Vazio e Vitrola
1 Único - Vazio e Vitrola
Notas iniciais
Vazio.
Era como se definia ultimamente. Era tudo vazio. Mesmo os diversos adornos de seu pomposo quarto não lhe significavam mais nada, era um quarto vazio. Mesmo os pratos gourmets trazidos à si de hora em hora lhe eram vazios, pois não tinha fome. Sua vida, cheia de luxo, de mimos, do que quisesse, era vazia. Apenas seu coração era repleto; repleto da dor que tamanho vazio causava. Saudades.
“Não vejo mais você faz tanto tempo
Que vontade que eu sinto
De olhar em seus olhos, ganhar seus abraços
É verdade, eu não minto”
Vitrola.
Um velho aparelho reprodutor de som, talvez a única coisa viva dentro daquele aposento melancólico, arranhava um disco estrangeiro, o som saia em eco pelo cone de cobre moldado em flor.
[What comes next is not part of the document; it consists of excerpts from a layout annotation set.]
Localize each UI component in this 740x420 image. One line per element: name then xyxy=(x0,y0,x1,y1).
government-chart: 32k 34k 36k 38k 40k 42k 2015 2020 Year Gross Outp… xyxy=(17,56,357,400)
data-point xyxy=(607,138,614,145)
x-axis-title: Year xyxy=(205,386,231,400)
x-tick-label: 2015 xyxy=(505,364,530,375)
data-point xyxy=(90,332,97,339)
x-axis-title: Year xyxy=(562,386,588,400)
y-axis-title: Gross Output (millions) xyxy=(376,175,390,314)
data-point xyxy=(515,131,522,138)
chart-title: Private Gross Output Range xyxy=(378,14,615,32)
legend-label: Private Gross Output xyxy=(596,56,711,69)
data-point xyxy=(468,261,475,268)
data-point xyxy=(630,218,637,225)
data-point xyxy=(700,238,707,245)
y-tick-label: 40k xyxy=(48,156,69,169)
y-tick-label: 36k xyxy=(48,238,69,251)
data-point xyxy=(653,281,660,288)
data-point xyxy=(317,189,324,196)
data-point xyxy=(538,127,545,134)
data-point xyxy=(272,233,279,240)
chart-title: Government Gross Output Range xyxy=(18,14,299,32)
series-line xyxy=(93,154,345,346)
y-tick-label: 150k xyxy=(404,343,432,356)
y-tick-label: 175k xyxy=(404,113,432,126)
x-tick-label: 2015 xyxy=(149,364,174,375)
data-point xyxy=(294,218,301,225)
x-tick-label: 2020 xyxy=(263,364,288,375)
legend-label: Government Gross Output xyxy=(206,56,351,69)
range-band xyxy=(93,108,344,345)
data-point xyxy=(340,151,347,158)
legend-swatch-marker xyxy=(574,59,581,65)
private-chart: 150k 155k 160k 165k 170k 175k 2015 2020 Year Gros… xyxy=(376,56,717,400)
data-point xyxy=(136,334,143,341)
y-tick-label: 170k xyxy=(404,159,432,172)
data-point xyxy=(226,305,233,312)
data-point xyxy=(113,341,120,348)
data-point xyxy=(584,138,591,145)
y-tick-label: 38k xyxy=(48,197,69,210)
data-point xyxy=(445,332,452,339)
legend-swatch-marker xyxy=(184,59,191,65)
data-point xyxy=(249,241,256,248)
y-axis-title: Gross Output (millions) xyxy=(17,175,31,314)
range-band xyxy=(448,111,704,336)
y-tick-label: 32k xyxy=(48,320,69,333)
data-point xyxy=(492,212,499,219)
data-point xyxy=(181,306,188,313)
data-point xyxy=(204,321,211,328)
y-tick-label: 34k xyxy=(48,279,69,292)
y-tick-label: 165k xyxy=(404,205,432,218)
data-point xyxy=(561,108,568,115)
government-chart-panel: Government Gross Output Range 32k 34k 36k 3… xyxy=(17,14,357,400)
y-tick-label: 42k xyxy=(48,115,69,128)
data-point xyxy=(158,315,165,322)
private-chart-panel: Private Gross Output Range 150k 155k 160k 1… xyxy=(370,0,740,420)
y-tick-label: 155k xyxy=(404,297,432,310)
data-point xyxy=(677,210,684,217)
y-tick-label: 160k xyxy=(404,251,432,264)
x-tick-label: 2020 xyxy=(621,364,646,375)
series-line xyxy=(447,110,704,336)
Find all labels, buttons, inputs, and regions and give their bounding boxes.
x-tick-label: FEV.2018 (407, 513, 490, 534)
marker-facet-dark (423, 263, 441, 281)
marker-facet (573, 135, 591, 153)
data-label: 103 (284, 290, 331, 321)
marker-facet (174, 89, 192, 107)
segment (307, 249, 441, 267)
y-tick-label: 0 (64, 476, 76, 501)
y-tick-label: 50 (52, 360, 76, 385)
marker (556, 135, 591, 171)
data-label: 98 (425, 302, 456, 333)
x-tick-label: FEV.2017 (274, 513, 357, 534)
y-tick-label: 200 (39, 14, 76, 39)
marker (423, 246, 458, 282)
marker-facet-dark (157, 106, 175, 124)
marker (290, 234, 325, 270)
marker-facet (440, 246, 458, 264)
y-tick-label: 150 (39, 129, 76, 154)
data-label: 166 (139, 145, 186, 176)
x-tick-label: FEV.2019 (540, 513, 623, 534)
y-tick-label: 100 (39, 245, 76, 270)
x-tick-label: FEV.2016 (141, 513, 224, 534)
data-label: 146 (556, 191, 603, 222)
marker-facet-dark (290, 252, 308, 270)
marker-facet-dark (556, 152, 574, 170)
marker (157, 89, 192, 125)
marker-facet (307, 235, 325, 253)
O dia inteiro, a mesma música tocava acompanhada da agulha arrancando-lhe o som e da manivela que era girada para dar movimento ao disco – afinal tratava-se de uma antiguidade. O cantor parecia narrar a dor de seu ouvinte.
“E nesse desespero em que me vejo
Já cheguei a tal ponto
De me trocar diversas vezes por você
Só pra ver se te encontro”
O vazio e a vitrola.
Seus únicos companheiros naquele estado eram aquela sensação e aquele aparelho. Nenhum servente, nenhum parente, nem um pássaro que se atrevia a bicar os vitrais da janela escondida nos veludos de uma grossa cortina. E seus pensamentos se perdiam em devaneios, entrelaçando os versos e memórias daquele quem o levou a tal estado.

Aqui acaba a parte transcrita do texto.